A più riprese, essa fu città splendida, soprattutto all’epoca del dio Marnas, cui era dedicato un celebre tempio. Oggidì, le sabbie hanno colmato il suo porto, nascosto i suoi marmi. Essa non è che un modesto mercato, alle porte del deserto, dove si approvvigionano le carovane.

Il suo aspetto è rimasto saraceno; al di sopra del cumulo scalcinato delle abitazioni, s’innalzano moschee ed edicole funerarie dalle bianche cupole, si slanciano svelte palme e grandi sicomori.

Paese di rovine e polvere. Quartieri d’argilla, di fango secco, con incrostati, qui e là, i materiali di recupero, un antico marmo saraceno, un blasone delle crociate, un pezzo di colonna crollata, un santo o un Baal. Frammenti di templi lastricano le strade; fregi di palazzi greci, per terra, sulla soglia delle case.

Pochi passanti, e beninteso, nessuna traccia di carrozze; solo dromedari, cavalli, asinelli.

Qualche turbante immobile, bianco o verde, seduto sui gradini dei luoghi di devozione.
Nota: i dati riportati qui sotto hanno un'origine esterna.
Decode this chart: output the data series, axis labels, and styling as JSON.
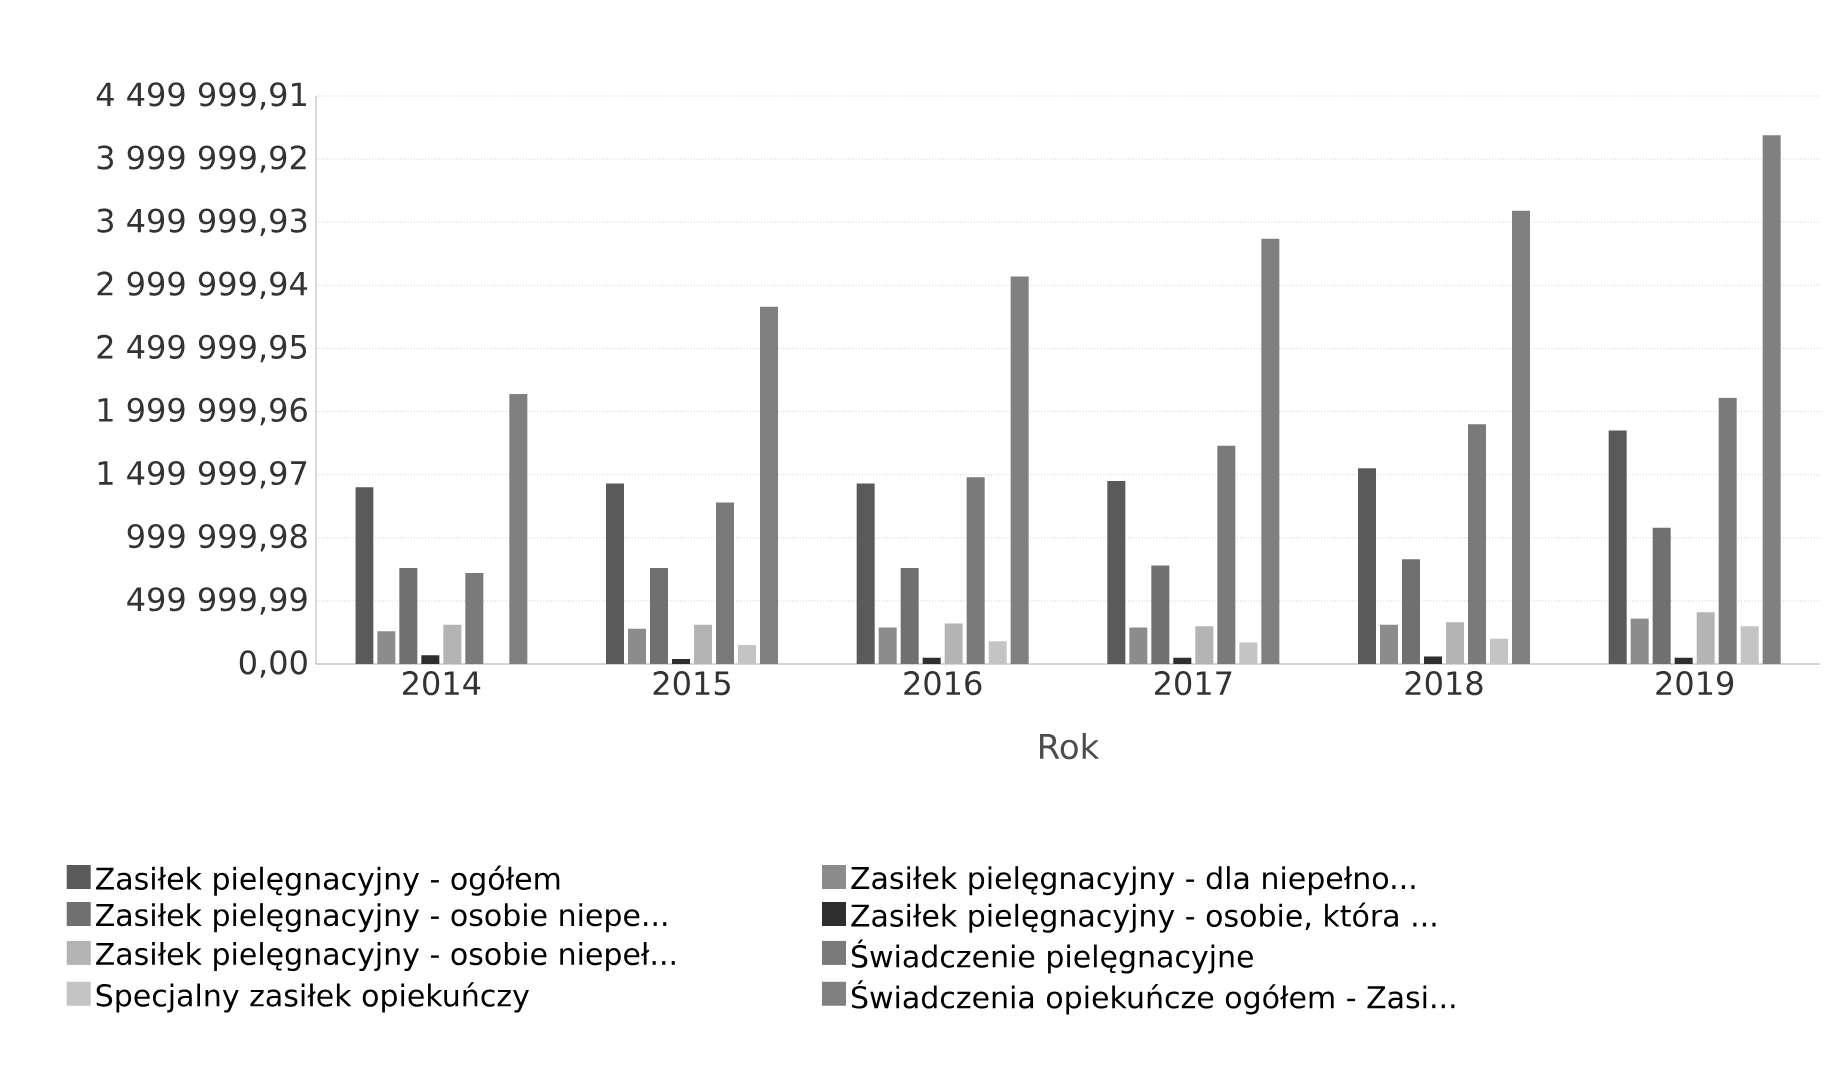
{
  "chart_data": {
    "type": "bar",
    "xlabel": "Rok",
    "categories": [
      "2014",
      "2015",
      "2016",
      "2017",
      "2018",
      "2019"
    ],
    "series": [
      {
        "name": "Zasiłek pielęgnacyjny - ogółem",
        "color": "#5a5a5a",
        "values": [
          1400000,
          1430000,
          1430000,
          1450000,
          1550000,
          1850000
        ]
      },
      {
        "name": "Zasiłek pielęgnacyjny - dla niepełno...",
        "color": "#8c8c8c",
        "values": [
          260000,
          280000,
          290000,
          290000,
          310000,
          360000
        ]
      },
      {
        "name": "Zasiłek pielęgnacyjny - osobie niepe...",
        "color": "#707070",
        "values": [
          760000,
          760000,
          760000,
          780000,
          830000,
          1080000
        ]
      },
      {
        "name": "Zasiłek pielęgnacyjny - osobie, która ...",
        "color": "#2e2e2e",
        "values": [
          70000,
          40000,
          50000,
          50000,
          60000,
          50000
        ]
      },
      {
        "name": "Zasiłek pielęgnacyjny -  osobie niepeł...",
        "color": "#b4b4b4",
        "values": [
          310000,
          310000,
          320000,
          300000,
          330000,
          410000
        ]
      },
      {
        "name": "Świadczenie pielęgnacyjne",
        "color": "#7a7a7a",
        "values": [
          720000,
          1280000,
          1480000,
          1730000,
          1900000,
          2110000
        ]
      },
      {
        "name": "Specjalny zasiłek opiekuńczy",
        "color": "#c4c4c4",
        "values": [
          null,
          150000,
          180000,
          170000,
          200000,
          300000
        ]
      },
      {
        "name": "Świadczenia opiekuńcze ogółem - Zasi...",
        "color": "#808080",
        "values": [
          2140000,
          2830000,
          3070000,
          3370000,
          3590000,
          4190000
        ]
      }
    ],
    "ylim": [
      0,
      4499999.91
    ],
    "yticks": [
      {
        "value": 0,
        "label": "0,00"
      },
      {
        "value": 499999.99,
        "label": "499 999,99"
      },
      {
        "value": 999999.98,
        "label": "999 999,98"
      },
      {
        "value": 1499999.97,
        "label": "1 499 999,97"
      },
      {
        "value": 1999999.96,
        "label": "1 999 999,96"
      },
      {
        "value": 2499999.95,
        "label": "2 499 999,95"
      },
      {
        "value": 2999999.94,
        "label": "2 999 999,94"
      },
      {
        "value": 3499999.93,
        "label": "3 499 999,93"
      },
      {
        "value": 3999999.92,
        "label": "3 999 999,92"
      },
      {
        "value": 4499999.91,
        "label": "4 499 999,91"
      }
    ],
    "grid": "y",
    "legend": "bottom"
  }
}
Tutto il movimento, nello scuro bazar, coperto da palme avvizzite, dove beduini delle varie tribù del deserto comprano, con denaro ricavato dal saccheggio, finimenti di cammelli, foderi di sciabola, orzo o datteri.

In una moschea immensamente santa, la tomba di Nebi-el-Hachem, nonno di Maometto e attuale patrono della città.

Al chiaro sole di questo mattino di Pasqua facciamo il nostro ingresso. Dapprima ci si presenta un ampio cortile, circondato da un bianco porticato. Alcuni uomini vi stanno a pregare, ma soprattutto è percorso da bambini che giocano sotto il gran cielo azzurro. In Oriente si usa così: i cortili delle moschee sono luoghi d’incontro dei più piccoli; appaiono naturali e decorosi i loro ingenui passatempi, a fianco dei vegliardi prosternati a pregare.

Qua, i più piccoli, quelli che sanno appena correre, portano un braccialetto risonante alla caviglia - perché le mamme sentano da lontano dove si trovano, proprio come si mettono campanelli alle capre nei campi.

Attraverso alcune ogive, chiuse da inferriate, il cortile comunica con tranquilli recinti ombreggiati da palme, dove cresce una vegetazione primaverile alta e fiorita: luogo dove, senza dubbio, dormono i morti.

La tomba del santo si trova in un angolo; la porta spessa, ornata da sculture antiche, è chiusa a chiave; qualcuno, che lì pregava, va a cercare il prete guardiano, e noi ci sediamo in attesa, all’ombra degli archetti bianchi, nell’avvolgente religiosa pace.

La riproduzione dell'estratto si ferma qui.